Historically, these loans date back to different economic eras in Pakistan. A 2 billion dollar portion was originally acquired during 2018 to bolster falling foreign exchange reserves during a period of stalled negotiations with international lenders. Perhaps more striking is the settlement of a 450 million dollar loan that had been outstanding since the mid-nineties. This specific debt, initially contracted for a one-year term nearly thirty years ago, has finally been retired as part of this week’s sweeping financial settlements.
To prevent a liquidity crisis, Saudi Arabia has also stepped in to extend an existing 5 billion dollar cash deposit for an additional two years. While Pakistan previously managed these Saudi loans at a 4 percent interest rate, the specific terms and interest rates for the latest 3 billion dollar infusion have not been publicly disclosed. Under the framework of the current 7 billion dollar IMF program, major bilateral partners had initially committed to maintaining a combined 12.5 billion dollars in cash deposits with the State Bank of Pakistan until the program concludes in late 2025.

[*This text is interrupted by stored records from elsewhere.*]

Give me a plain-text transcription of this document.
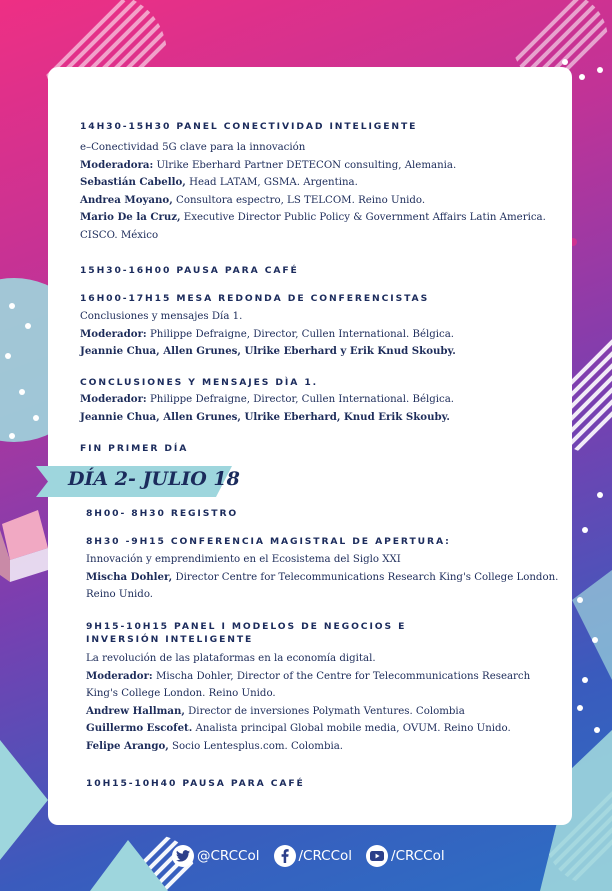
14H30-15H30 PANEL CONECTIVIDAD INTELIGENTE
e–Conectividad 5G clave para la innovación
Moderadora: Ulrike Eberhard Partner DETECON consulting, Alemania.
Sebastián Cabello, Head LATAM, GSMA. Argentina.
Andrea Moyano, Consultora espectro, LS TELCOM. Reino Unido.
Mario De la Cruz, Executive Director Public Policy & Government Affairs Latin America.
CISCO. México
15H30-16H00 PAUSA PARA CAFÉ
16H00-17H15 MESA REDONDA DE CONFERENCISTAS
Conclusiones y mensajes Día 1.
Moderador: Philippe Defraigne, Director, Cullen International. Bélgica.
Jeannie Chua, Allen Grunes, Ulrike Eberhard y Erik Knud Skouby.
CONCLUSIONES Y MENSAJES DÌA 1.
Moderador: Philippe Defraigne, Director, Cullen International. Bélgica.
Jeannie Chua, Allen Grunes, Ulrike Eberhard, Knud Erik Skouby.
FIN PRIMER DÍA
DÍA 2- JULIO 18
8H00- 8H30 REGISTRO
8H30 -9H15 CONFERENCIA MAGISTRAL DE APERTURA:
Innovación y emprendimiento en el Ecosistema del Siglo XXI
Mischa Dohler, Director Centre for Telecommunications Research King's College London.
Reino Unido.
9H15-10H15 PANEL I MODELOS DE NEGOCIOS E
INVERSIÓN INTELIGENTE
La revolución de las plataformas en la economía digital.
Moderador: Mischa Dohler, Director of the Centre for Telecommunications Research
King's College London. Reino Unido.
Andrew Hallman, Director de inversiones Polymath Ventures. Colombia
Guillermo Escofet. Analista principal Global mobile media, OVUM. Reino Unido.
Felipe Arango, Socio Lentesplus.com. Colombia.
10H15-10H40 PAUSA PARA CAFÉ
@CRCCol	/CRCCol	/CRCCol
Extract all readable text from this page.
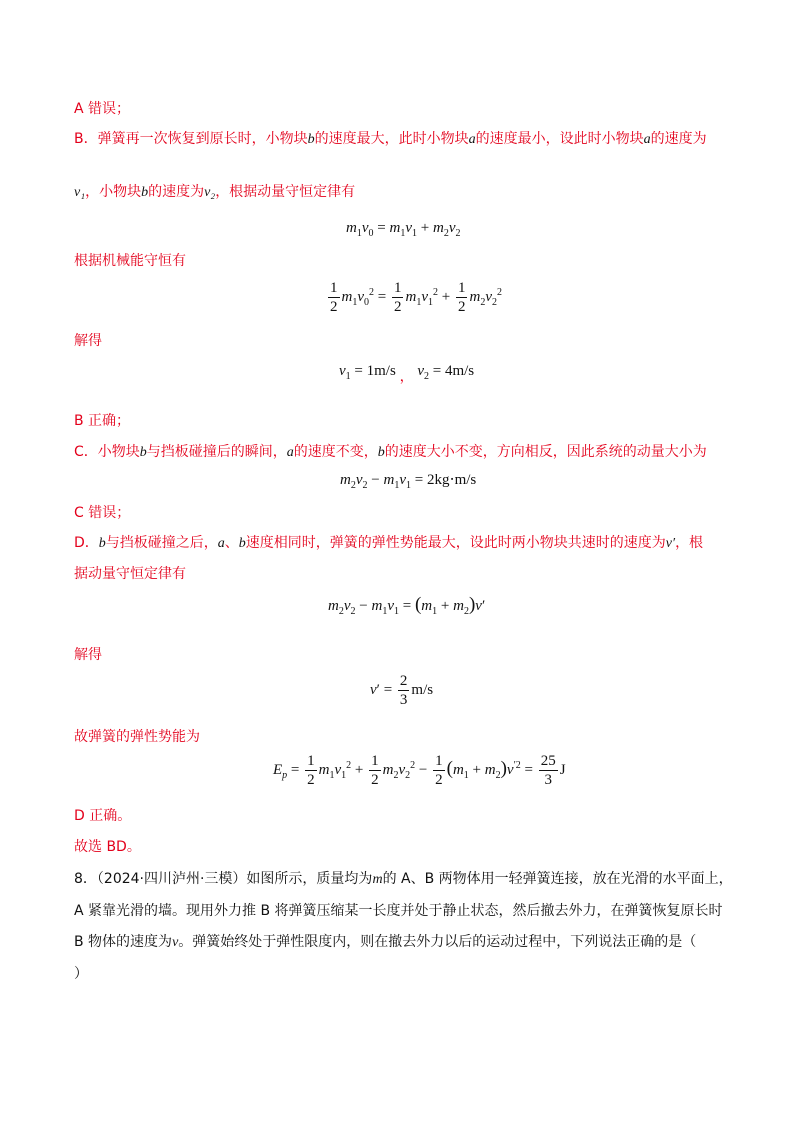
A 错误；
B．弹簧再一次恢复到原长时，小物块b的速度最大，此时小物块a的速度最小，设此时小物块a的速度为
v₁，小物块b的速度为v₂，根据动量守恒定律有
$m_1v_0 = m_1v_1 + m_2v_2$
根据机械能守恒有
$\frac{1}{2} m_1v_0^2 = \frac{1}{2} m_1v_1^2 + \frac{1}{2} m_2v_2^2$
解得
$v_1 = 1m/s$ ， $v_2 = 4m/s$
B 正确；
C．小物块b与挡板碰撞后的瞬间，a的速度不变，b的速度大小不变，方向相反，因此系统的动量大小为
$m_2v_2 - m_1v_1 = 2kg\cdot m/s$
C 错误；
D．b与挡板碰撞之后，a、b速度相同时，弹簧的弹性势能最大，设此时两小物块共速时的速度为v′，根
据动量守恒定律有
$m_2v_2 - m_1v_1 = (m_1 + m_2)v'$
解得
$v' = \frac{2}{3} m/s$
故弹簧的弹性势能为
$E_p = \frac{1}{2} m_1v_1^2 + \frac{1}{2} m_2v_2^2 - \frac{1}{2} (m_1 + m_2)v^{'2} = \frac{25}{3}$ J
D 正确。
故选 BD。
8．（2024·四川泸州·三模）如图所示，质量均为m的 A、B 两物体用一轻弹簧连接，放在光滑的水平面上，
A 紧靠光滑的墙。现用外力推 B 将弹簧压缩某一长度并处于静止状态，然后撤去外力，在弹簧恢复原长时
B 物体的速度为v。弹簧始终处于弹性限度内，则在撤去外力以后的运动过程中，下列说法正确的是（
）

The recent shift in the UAE’s stance follows a period of short-term extensions. Earlier in the year, the UAE had rolled over 2 billion dollars for only a single month at an interest rate of 6.5 percent, despite Pakistan’s request for a longer two-year commitment at a lower rate. By successfully navigating these repayments through alternative bilateral support, the central bank aims to demonstrate its ability to meet international obligations, though the reliance on new debt to pay old deposits highlights the ongoing complexities of the nation’s external financing strategy.